(Enquanto preparo uma visão mais distanciada e objetiva do plano Famílias Primeiro ontem apresentado por António Costa, a propósito do qual a proverbial falta de sentido das proporções que nos assiste está de novo instalada, regresso à preocupação manifestada no meu penúltimo post, com atenção dirigida à situação política italiana. O meu ponto é simples: a principal alteração está na recomposição da direita extrema italiana e sobretudo na emergência de um novo rosto e perfil de liderança que suplantam claramente todos os candidatos anteriores à liderança do radicalismo populista à moda de Itália.)
Não foi por acaso que escolhi abrir o post de hoje com a imagem acima. Nessa imagem, apresenta-se a tríade que caminha neste momento à frente das sondagens para as eleições de 25 de setembro. Ao centro, Giorgia Meloni líder dos Irmãos de Itália (só o nome assusta), ladeada pelos “personagens” Salvini da Liga e Berlusconi (grande consumidor de restaurador Olex) da Forza Itália, imaginando que os três “fofinhos” pertencem a este último.
A ascensão da direita radical e populista italiana vem de há muito tempo, primeiro com origem na divisão norte-sul que deu origem à proeminência da Liga Norte com Umberto Bossi, atualmente sob a liderança de Matteo Salvini, depois com o populismo de Berlusconi apoiado no seu poderio televisivo, entretanto fundido com o partido pós-fascista Aliança Nacional de Gianfranco Fini, o fenómeno do 5 Estrelas de Beppe Grilo (um palhaço na política) e mais recentemente o crescimento dos Irmãos de Itália.
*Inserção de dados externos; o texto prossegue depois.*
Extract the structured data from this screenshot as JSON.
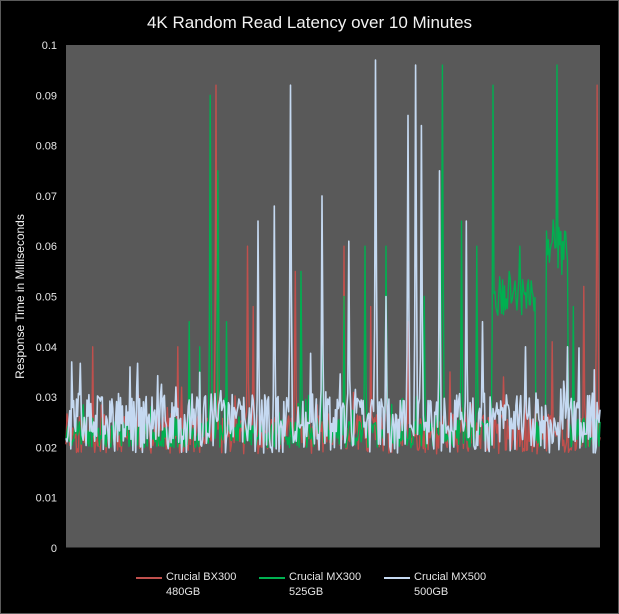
{
  "chart_data": {
    "type": "line",
    "title": "4K Random Read Latency over 10 Minutes",
    "xlabel": "",
    "ylabel": "Response Time in Milliseconds",
    "ylim": [
      0,
      0.1
    ],
    "yticks": [
      "0",
      "0.01",
      "0.02",
      "0.03",
      "0.04",
      "0.05",
      "0.06",
      "0.07",
      "0.08",
      "0.09",
      "0.1"
    ],
    "grid": false,
    "legend": "bottom",
    "plot_background": "#595959",
    "series": [
      {
        "name": "Crucial BX300",
        "name_line2": "480GB",
        "color": "#c0504d",
        "base": 0.0215,
        "noise": 0.004,
        "seed": 11,
        "spikes": [
          [
            0.05,
            0.04
          ],
          [
            0.21,
            0.04
          ],
          [
            0.28,
            0.092
          ],
          [
            0.35,
            0.048
          ],
          [
            0.34,
            0.06
          ],
          [
            0.43,
            0.055
          ],
          [
            0.52,
            0.06
          ],
          [
            0.57,
            0.048
          ],
          [
            0.6,
            0.05
          ],
          [
            0.64,
            0.045
          ],
          [
            0.72,
            0.035
          ],
          [
            0.82,
            0.034
          ],
          [
            0.91,
            0.041
          ],
          [
            0.97,
            0.052
          ],
          [
            0.995,
            0.092
          ]
        ]
      },
      {
        "name": "Crucial MX300",
        "name_line2": "525GB",
        "color": "#00b050",
        "base": 0.022,
        "noise": 0.003,
        "seed": 23,
        "spikes": [
          [
            0.23,
            0.045
          ],
          [
            0.25,
            0.04
          ],
          [
            0.27,
            0.09
          ],
          [
            0.285,
            0.075
          ],
          [
            0.3,
            0.045
          ],
          [
            0.44,
            0.055
          ],
          [
            0.48,
            0.057
          ],
          [
            0.52,
            0.05
          ],
          [
            0.56,
            0.06
          ],
          [
            0.6,
            0.06
          ],
          [
            0.67,
            0.05
          ],
          [
            0.7,
            0.05
          ],
          [
            0.705,
            0.096
          ],
          [
            0.74,
            0.065
          ],
          [
            0.77,
            0.06
          ],
          [
            0.8,
            0.092
          ],
          [
            0.83,
            0.055
          ],
          [
            0.85,
            0.06
          ],
          [
            0.9,
            0.063
          ],
          [
            0.92,
            0.096
          ],
          [
            0.95,
            0.048
          ]
        ],
        "plateaus": [
          [
            0.8,
            0.88,
            0.05,
            0.004
          ],
          [
            0.9,
            0.94,
            0.06,
            0.006
          ]
        ]
      },
      {
        "name": "Crucial MX500",
        "name_line2": "500GB",
        "color": "#c5d9f1",
        "base": 0.023,
        "noise": 0.006,
        "seed": 37,
        "spikes": [
          [
            0.01,
            0.037
          ],
          [
            0.12,
            0.036
          ],
          [
            0.36,
            0.065
          ],
          [
            0.39,
            0.068
          ],
          [
            0.42,
            0.092
          ],
          [
            0.48,
            0.07
          ],
          [
            0.53,
            0.061
          ],
          [
            0.58,
            0.097
          ],
          [
            0.6,
            0.05
          ],
          [
            0.64,
            0.086
          ],
          [
            0.655,
            0.096
          ],
          [
            0.665,
            0.084
          ],
          [
            0.7,
            0.075
          ],
          [
            0.75,
            0.065
          ],
          [
            0.78,
            0.045
          ],
          [
            0.86,
            0.04
          ],
          [
            0.94,
            0.04
          ]
        ]
      }
    ]
  }
}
Se analisarmos com atenção o perfil das diferentes personalidades que protagonizaram lideranças neste amplo movimento e se isolarmos o caso Berlusconi, é possível perceber que a liderança de Giorgia Meloni faz a diferença comparativa e em meu entender são essas diferenças que se têm projetado nas sondagens que colocam Meloni em primeira linha para o lugar de primeiro-Ministro, acaso não haja uma resistência de última hora aos apelos da direita.
Curiosamente, o ativismo político de Meloni inicia-se aos 15 anos no movimento juvenil da Movimento Social Italiano criado por fiéis a Mussolini e foi incubado num distrito de esquerda em Roma, o Garbatella que acolheu trabalhadores deslocados por Mussolini quando se realizaram obras no centro da cidade. É sintomático que, apesar das fortes ligações e memórias do ativismo de Meloni à herança de Mussolini, criteriosamente apagadas ou mitigadas para recompor uma imagem de combatividade, a recetividade que tem no eleitorado supera claramente o potencial político do seu partido. A sua experiência política é conhecida e foi mesmo a ministra mais jovem de sempre num governo em Itália (chefiado por Berlusconi), assumindo uma pasta para a juventude. As ligações e proximidades internacionais de Meloni não enganam ninguém. Eleita Presidente do partido dos Conservadores e Reformistas Europeus, trabalha de perto com o VOX de Abascal em Espanha e o Lei e Justiça polaco no Parlamento Europeu. O facto de não ter apoiado o governo de Draghi foi já um ato premeditado e urdido a pensar no futuro.
Doutrinariamente, o pensamento de Meloni não se diferencia sensivelmente do de Salvini ou Berlusconi. As raízes estão na Aliança Social, com temas vincados como o da família, dos valores tradicionais e obviamente anti-imigração.
O que faz então a diferença para que os Irmãos de Itália se destaquem na coligação e o eleitorado não receie as consequências em termos de contágio europeu e de cumplicidades esperadas com as derivas húngara e polaca?
Obviamente que são as características da personalidade de Meloni que explicam a situação. Nenhuma das lideranças que protagonizaram os ensaios da direita radical em Itália reunia essas características e é isso que vai marcar o embate de 25 de setembro, com riscos sérios de que o absurdo seja uma vez mais normalizado.